Education policies, given the ongoing technological transformations, will also require for Morocco to develop and implement innovative funding mechanisms that support the different complexities each layer of its education system has, while adapting to such a rapid-changing global context. Recent studies are suggesting that changes and improvements in teacher’s pedagogy, infrastructure, and school governance are key pillars to transforming Morocco’s education system. In the wake of a new collaboration between OCPPC and Institut Montaigne, both think tanks joined forces to focus on more specific issues. Speakers alongside various Senior Fellows of the OCP Policy Center and experts, agree that both the French and Moroccan education system need a serious makeover. Both still seem to produce high quality education for specific segments of society at the expense others. And yet, both still face difficulties finding ways to use education as a platform toward employment for all. In addition, both think tanks realize that this type of system is no longer sustainable given the various above-mentioned changing local and global contexts.

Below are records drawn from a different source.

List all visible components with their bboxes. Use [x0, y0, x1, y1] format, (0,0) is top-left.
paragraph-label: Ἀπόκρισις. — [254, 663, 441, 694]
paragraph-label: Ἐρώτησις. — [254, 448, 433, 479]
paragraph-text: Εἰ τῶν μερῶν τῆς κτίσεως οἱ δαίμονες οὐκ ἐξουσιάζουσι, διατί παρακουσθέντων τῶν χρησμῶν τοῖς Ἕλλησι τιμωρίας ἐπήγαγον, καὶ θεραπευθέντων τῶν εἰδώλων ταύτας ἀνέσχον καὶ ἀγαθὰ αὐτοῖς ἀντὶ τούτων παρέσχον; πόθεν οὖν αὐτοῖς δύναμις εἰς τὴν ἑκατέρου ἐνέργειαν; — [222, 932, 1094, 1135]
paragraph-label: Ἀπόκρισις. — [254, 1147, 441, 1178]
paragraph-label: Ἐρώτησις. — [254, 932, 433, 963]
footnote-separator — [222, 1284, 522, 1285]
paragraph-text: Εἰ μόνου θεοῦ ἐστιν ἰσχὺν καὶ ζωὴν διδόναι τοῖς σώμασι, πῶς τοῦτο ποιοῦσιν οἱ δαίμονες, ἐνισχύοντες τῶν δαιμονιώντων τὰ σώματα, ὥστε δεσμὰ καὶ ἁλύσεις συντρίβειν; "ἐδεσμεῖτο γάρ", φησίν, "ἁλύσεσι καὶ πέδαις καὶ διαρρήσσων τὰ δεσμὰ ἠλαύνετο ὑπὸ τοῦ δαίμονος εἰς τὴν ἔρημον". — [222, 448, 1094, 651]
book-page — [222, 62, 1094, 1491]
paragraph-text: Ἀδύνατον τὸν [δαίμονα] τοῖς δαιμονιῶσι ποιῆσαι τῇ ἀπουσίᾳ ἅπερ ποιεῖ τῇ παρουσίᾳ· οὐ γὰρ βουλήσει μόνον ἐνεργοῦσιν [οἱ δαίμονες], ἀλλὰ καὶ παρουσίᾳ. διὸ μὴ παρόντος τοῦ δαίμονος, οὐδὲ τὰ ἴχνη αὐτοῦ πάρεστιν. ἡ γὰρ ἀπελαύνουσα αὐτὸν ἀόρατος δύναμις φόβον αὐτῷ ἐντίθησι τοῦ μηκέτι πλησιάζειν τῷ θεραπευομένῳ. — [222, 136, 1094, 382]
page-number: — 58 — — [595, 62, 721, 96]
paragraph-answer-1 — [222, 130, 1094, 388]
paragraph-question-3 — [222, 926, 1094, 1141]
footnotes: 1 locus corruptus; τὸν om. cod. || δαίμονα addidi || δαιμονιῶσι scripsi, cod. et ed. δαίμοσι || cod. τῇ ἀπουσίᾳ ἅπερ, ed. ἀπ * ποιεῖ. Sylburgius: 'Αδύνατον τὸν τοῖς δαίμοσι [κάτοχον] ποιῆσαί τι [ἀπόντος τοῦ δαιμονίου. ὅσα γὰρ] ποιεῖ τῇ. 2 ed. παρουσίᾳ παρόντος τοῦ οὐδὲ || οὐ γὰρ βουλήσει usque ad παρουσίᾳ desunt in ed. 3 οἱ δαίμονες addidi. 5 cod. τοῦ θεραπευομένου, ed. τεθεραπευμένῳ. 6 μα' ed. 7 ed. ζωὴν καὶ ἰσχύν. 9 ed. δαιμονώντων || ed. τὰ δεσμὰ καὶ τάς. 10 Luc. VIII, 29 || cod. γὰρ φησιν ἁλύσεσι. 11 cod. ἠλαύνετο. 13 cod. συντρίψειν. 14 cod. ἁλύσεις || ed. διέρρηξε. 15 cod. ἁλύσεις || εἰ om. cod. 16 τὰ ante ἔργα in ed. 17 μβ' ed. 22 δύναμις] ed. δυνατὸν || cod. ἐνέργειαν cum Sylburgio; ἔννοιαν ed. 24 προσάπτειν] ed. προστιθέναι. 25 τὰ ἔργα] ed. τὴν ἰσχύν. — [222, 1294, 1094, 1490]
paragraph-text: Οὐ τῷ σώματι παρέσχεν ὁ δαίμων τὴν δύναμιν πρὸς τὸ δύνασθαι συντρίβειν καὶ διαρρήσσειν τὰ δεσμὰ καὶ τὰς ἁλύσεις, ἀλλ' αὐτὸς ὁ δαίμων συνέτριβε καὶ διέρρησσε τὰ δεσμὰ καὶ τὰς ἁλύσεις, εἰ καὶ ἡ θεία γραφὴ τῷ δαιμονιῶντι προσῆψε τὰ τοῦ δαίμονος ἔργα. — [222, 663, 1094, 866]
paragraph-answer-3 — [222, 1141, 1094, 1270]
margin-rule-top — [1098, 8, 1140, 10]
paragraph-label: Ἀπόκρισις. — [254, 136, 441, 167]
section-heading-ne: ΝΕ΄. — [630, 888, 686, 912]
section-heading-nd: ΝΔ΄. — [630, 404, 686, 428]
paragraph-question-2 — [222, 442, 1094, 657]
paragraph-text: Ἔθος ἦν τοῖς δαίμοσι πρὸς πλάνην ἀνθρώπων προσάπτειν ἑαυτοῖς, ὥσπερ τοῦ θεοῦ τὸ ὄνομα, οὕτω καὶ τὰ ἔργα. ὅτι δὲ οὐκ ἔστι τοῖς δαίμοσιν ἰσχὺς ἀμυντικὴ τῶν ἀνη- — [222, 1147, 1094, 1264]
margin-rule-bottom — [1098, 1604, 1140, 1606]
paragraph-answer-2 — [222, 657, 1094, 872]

This new global context is challenging for the multilateral approach advocated and developed in the past. International and local cooperation, working with countries and local communities to solve global issues is less in fashion. Well-known accumulated problems of inequality, structural transformation, changes in job structures are shaping new trends. As experts point to a global political transformation leaning towards more protectionist and nationalist socio-economic policies, changing structures and mindsets, to favor cooperation for example, are of utmost urgency. Incidentally, many believe education at all levels can facilitate such processes. Countries, today, need and want to do their own homework: maintaining macroeconomic and financial stability while building and ensuring stable institutions that guarantee the rule of law, transparency and checks-and-balances. For that to happen, reinvesting in human capital needs to become a greater priority. In Morocco, a careful sequencing of the various reform agendas is part of the debate. Only time will tell whether policy makers and politicians are able to keep up with the pace of technological advancements to successfully use innovative tools in and out of the classroom. With that in mind, collaboration between OCPPC and the Institut Montaigne will generate news ideas that challenge old ones.